Di awal forum tersebut, Hujjatul Islam Fadlullah mengulas berbagai dimensi kepribadian Imam Zainal Abidin (as) dan menyebutkan bahwa pemaafan, toleransi, serta membalas kejahatan dengan kebaikan merupakan ciri-ciri utama dari sikap hidup beliau. Beliau menambahkan: "Umat Islam saat ini, lebih dari sebelumnya, membutuhkan inspirasi dari nilai-nilai ini dalam realitas kehidupan mereka."

Imam Jumat Beirut juga menunjuk bahwa sikap-sikap Imam tersebut menggambarkan metode "Ahlulbait (as)" dalam menghadapi para penentang, karena beliau tidak bertindak berdasarkan sikap pasif atau reaksi emosional, melainkan dengan semangat kenabian yang berorientasi pada misi, yang berupaya mengubah musuh menjadi teman atau setidaknya meredam intensitas permusuhan—suatu hal yang selaras dengan perintah ilahi untuk menolak kejahatan dengan kebaikan.

Hujjatul Islam Fadlullah menambahkan: "Keyakinan terhadap pendekatan ini dalam membina jiwa, membangun masyarakat, dan bersikap mulia terhadap mereka yang berbuat jahat atau berprasangka buruk, akan menjamin hilangnya ketegangan dari lubuk hati, dan bahkan mungkin mengubah musuh menjadi teman."

Beliau menegaskan: "Mereka yang mengira bahwa cara ini merupakan tanda kelemahan atau justru akan mendorong pelaku kejahatan untuk terus berbuat jahat, adalah pengecualian, bukan aturan umum."

Hujjatul Islam Fadlullah menekankan: "Islam mengajak untuk berdialog dengan cara yang terbaik, menggunakan perkataan yang baik dan bahasa yang lembut dalam mengobati perselisihan internal; jauh dari cercaan, makian, dan penghinaan.
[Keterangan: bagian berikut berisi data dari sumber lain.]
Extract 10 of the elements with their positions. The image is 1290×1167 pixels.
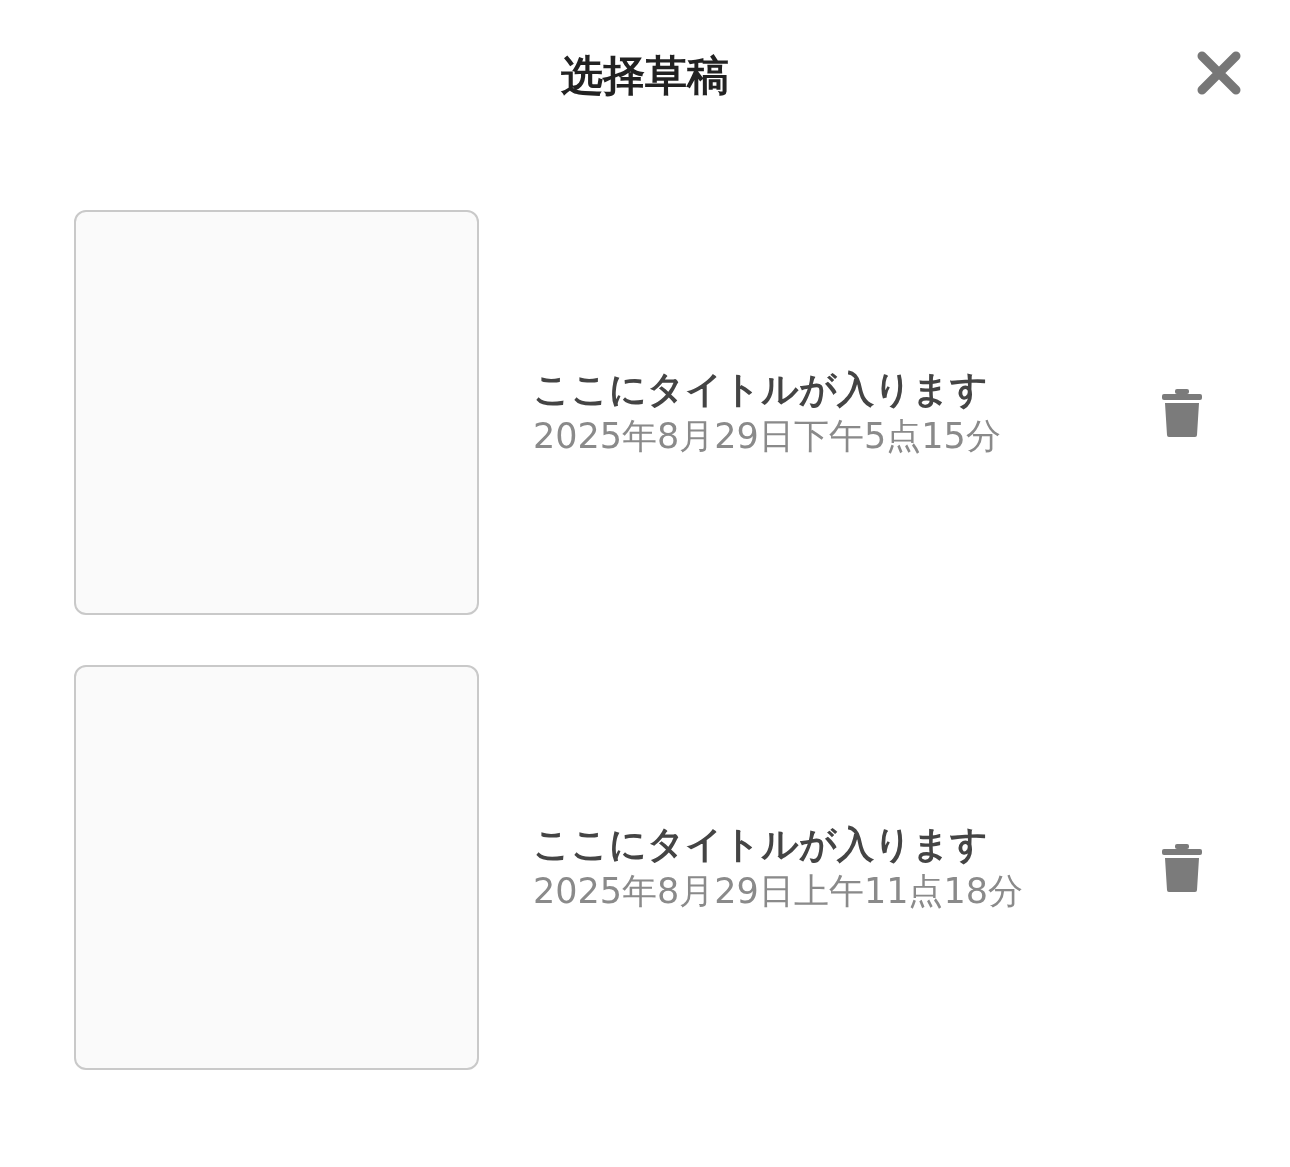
- draft-date: 2025年8月29日上午11点18分: [533, 869, 1024, 913]
- dialog-title: 选择草稿: [561, 50, 729, 102]
- draft-date: 2025年8月29日下午5点15分: [533, 414, 1002, 458]
- close-button[interactable]: [1196, 50, 1242, 96]
- draft-title: ここにタイトルが入ります: [533, 821, 989, 868]
- delete-button[interactable]: [1161, 387, 1203, 438]
- delete-button[interactable]: [1161, 842, 1203, 893]
- draft-title: ここにタイトルが入ります: [533, 366, 989, 413]
- draft-thumbnail[interactable]: [74, 210, 479, 615]
- draft-thumbnail[interactable]: [74, 665, 479, 1070]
Karena cara-cara seperti itu hanya akan memperdalam perpecahan dan membangkitkan kebencian."

Beliau, dengan menegaskan bahwa dialog adalah jalan terbaik untuk menyelesaikan perselisihan dan membangun jembatan kepercayaan di antara anak-anak bangsa, menyerukan untuk meninggalkan fitnah dalam segala bentuknya dan berupaya memadamkan segala penyebabnya, demi menjaga perdamaian internal dan memperkuat persatuan nasional.
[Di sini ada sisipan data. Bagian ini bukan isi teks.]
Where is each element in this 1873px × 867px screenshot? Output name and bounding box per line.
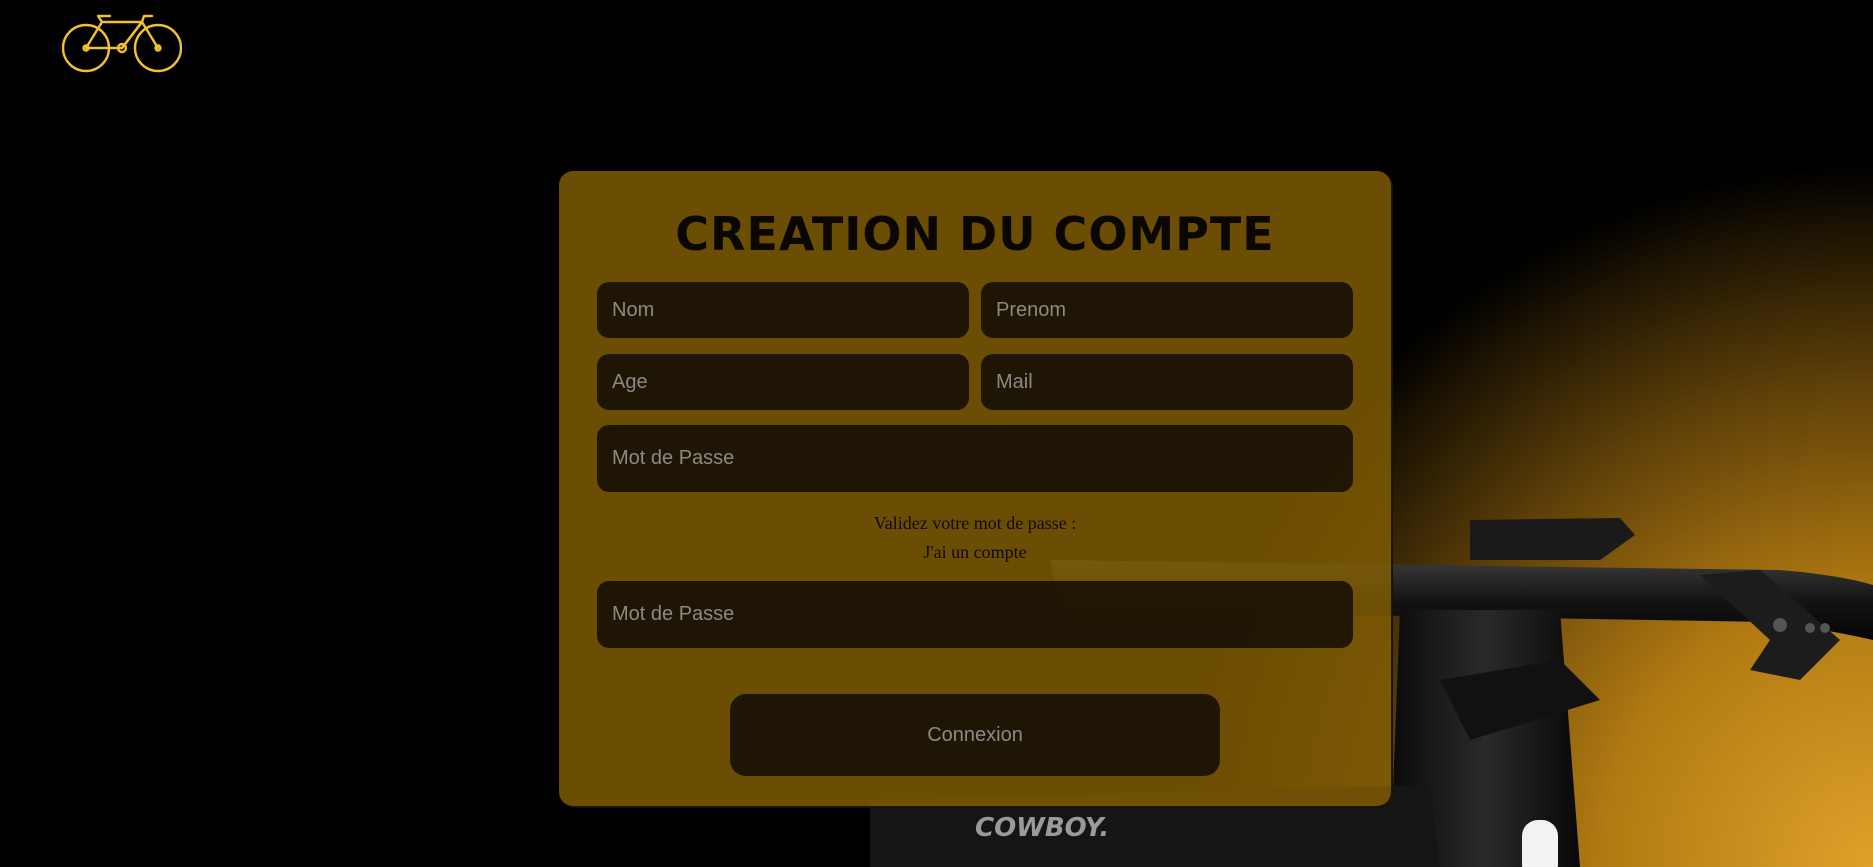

Imam Jumat Beirut juga meminta kepada para pejabat agar berupaya dengan sungguh-sungguh untuk menyatukan kata di antara warga Lebanon dan memantapkan kesepakatan nasional; jauh dari segala bentuk diskriminasi, penolakan, atau peminggiran terhadap salah satu komponen bangsa. Beliau juga memperingatkan tentang sikap tunduk terhadap dikte-dikte asing yang tidak lain hanya mengejar kepentingan-kepentingan khusus mereka sendiri.

Hujjatul Islam Fadlullah di akhir pidatonya menegaskan: "Lebanon tidak punya jalan selamat kecuali dengan bersatunya seluruh anak bangsanya, menjadikan dialog sebagai solusi dalam menyelesaikan krisis-krisis, menyatukan upaya-upaya untuk merebut kembali wilayah-wilayah yang diduduki oleh rezim Israel, serta mengutamakan kepentingan nasional di atas kepentingan kelompok dan kepentingan sempit."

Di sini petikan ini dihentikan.